Gippel-Lindau Syndrome and its treatment in the child surgically
Hippel-Lindau disease Is a pathology characterized by tumor growth in various organs and tissues. Most often the retina, various parts of the brain and spinal cord (mainly the cerebellum responsible for coordinating movements) are affected, where hemangiomas are formed (tumors of vascular origin and, as a rule, benign). Also, with this disease, kidney cancer and adrenal pheochromocytoma often occur (neoplasms that are hormonal active).
The disease was described for the first time in the early 20th century by the German ophthalmologist Evgen von Hippel and the Swedish pathologist Arvid Lindau.
The cause of this pathology is genetic. The disease is fairly rare, inherited by autosomal dominant signs and transmission of disease is due to the mutation of the gene located on the short arm of chromosomes of the third pair and responsible for the suppression of tumor growth. Manifestations of this pathology with hereditary history usually begin already by the age of 20 years.
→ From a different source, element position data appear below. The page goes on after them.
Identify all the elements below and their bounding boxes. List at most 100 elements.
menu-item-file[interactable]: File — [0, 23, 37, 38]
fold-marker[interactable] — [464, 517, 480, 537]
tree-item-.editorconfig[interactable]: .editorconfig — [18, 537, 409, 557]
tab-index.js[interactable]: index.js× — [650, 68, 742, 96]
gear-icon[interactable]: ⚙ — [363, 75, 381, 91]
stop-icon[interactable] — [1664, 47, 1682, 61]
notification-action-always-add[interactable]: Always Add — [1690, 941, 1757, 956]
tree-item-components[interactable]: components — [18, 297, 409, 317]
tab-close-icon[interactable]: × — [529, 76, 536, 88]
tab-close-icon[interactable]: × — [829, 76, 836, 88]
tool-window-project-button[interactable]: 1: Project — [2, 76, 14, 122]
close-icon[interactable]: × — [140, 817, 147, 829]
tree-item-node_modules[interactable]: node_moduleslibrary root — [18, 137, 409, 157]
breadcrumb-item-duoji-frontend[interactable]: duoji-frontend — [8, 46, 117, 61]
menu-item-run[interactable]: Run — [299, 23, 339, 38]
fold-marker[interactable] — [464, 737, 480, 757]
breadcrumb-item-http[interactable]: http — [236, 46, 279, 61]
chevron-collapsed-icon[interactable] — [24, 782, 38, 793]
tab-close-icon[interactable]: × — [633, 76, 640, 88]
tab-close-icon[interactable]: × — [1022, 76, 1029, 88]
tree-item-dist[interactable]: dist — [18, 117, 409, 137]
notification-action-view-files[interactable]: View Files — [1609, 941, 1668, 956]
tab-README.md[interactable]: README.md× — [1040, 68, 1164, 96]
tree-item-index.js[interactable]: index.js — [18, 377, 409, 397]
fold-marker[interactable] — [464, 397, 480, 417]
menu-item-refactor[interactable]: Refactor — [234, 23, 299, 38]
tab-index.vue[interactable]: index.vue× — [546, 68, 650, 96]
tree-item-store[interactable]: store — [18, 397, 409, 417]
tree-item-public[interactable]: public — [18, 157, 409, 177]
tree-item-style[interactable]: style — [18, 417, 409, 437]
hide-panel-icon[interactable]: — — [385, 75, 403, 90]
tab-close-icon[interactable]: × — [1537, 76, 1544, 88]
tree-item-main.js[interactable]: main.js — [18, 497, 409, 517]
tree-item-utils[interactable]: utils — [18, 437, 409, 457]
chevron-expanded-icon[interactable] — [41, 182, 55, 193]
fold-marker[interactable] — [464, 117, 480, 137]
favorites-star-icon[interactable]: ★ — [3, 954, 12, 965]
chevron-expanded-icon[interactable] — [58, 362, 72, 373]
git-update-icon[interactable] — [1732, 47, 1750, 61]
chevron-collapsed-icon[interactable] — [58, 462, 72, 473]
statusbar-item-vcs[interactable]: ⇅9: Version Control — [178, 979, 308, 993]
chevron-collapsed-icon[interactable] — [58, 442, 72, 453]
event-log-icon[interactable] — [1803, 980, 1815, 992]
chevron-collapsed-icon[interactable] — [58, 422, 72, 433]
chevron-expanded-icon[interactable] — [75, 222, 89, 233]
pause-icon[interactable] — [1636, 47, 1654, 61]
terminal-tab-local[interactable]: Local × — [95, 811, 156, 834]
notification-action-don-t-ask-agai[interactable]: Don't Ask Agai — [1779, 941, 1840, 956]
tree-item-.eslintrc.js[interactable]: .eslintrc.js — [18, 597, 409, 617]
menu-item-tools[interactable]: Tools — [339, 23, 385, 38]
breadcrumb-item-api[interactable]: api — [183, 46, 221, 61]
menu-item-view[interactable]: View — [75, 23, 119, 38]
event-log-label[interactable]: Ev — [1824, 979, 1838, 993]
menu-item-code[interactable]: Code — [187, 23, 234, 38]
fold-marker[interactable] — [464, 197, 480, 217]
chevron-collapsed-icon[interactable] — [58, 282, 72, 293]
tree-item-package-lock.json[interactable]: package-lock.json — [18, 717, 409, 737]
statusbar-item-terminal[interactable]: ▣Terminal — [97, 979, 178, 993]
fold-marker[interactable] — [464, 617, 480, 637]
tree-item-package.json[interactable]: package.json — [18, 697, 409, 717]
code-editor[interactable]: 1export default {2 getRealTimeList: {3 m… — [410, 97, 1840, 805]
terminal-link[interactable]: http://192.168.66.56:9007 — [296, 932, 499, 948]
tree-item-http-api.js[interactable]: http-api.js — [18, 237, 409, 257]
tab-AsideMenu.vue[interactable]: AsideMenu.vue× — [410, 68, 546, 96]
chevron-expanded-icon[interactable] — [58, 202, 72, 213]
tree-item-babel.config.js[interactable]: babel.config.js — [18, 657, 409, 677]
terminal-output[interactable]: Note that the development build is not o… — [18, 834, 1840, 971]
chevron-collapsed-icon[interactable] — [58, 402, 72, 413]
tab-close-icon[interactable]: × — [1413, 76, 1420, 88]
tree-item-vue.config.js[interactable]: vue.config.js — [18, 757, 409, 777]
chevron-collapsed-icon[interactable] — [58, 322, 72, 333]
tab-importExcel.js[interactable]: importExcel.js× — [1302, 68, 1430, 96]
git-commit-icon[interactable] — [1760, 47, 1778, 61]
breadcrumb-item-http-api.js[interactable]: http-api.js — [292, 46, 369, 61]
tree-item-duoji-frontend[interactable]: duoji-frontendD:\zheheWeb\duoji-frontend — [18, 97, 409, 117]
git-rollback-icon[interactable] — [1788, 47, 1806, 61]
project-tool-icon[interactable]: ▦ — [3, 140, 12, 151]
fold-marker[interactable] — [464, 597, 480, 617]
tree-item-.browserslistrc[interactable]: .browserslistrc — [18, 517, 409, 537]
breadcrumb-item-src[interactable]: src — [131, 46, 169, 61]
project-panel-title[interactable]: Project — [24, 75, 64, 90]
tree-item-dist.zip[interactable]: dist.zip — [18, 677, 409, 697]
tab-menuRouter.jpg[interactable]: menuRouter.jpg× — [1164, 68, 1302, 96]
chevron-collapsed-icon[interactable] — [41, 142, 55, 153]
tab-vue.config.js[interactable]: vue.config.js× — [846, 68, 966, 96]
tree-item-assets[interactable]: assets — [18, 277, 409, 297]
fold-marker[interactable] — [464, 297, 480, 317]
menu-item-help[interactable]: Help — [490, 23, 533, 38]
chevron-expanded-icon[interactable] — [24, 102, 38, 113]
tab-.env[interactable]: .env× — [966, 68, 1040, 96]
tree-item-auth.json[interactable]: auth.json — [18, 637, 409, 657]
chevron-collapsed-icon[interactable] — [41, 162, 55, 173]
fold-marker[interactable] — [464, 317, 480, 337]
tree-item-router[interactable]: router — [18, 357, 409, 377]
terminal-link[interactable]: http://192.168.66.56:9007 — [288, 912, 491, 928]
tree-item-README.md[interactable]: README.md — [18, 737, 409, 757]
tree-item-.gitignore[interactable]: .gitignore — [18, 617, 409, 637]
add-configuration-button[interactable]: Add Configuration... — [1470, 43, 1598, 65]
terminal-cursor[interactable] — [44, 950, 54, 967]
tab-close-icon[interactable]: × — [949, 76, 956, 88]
The first signs of illness appear, in most cases, in the adolescent period, when numerous abnormalities develop in the vessels and capillaries of the retina, cerebellum and spinal cord. Initially, the eyes are affected, where hemorrhages and multiple hemangiomas occur, which can lead to detachment of the retina. Retinal angiomatosis occurs in 75% of cases of this pathology and is considered its marker.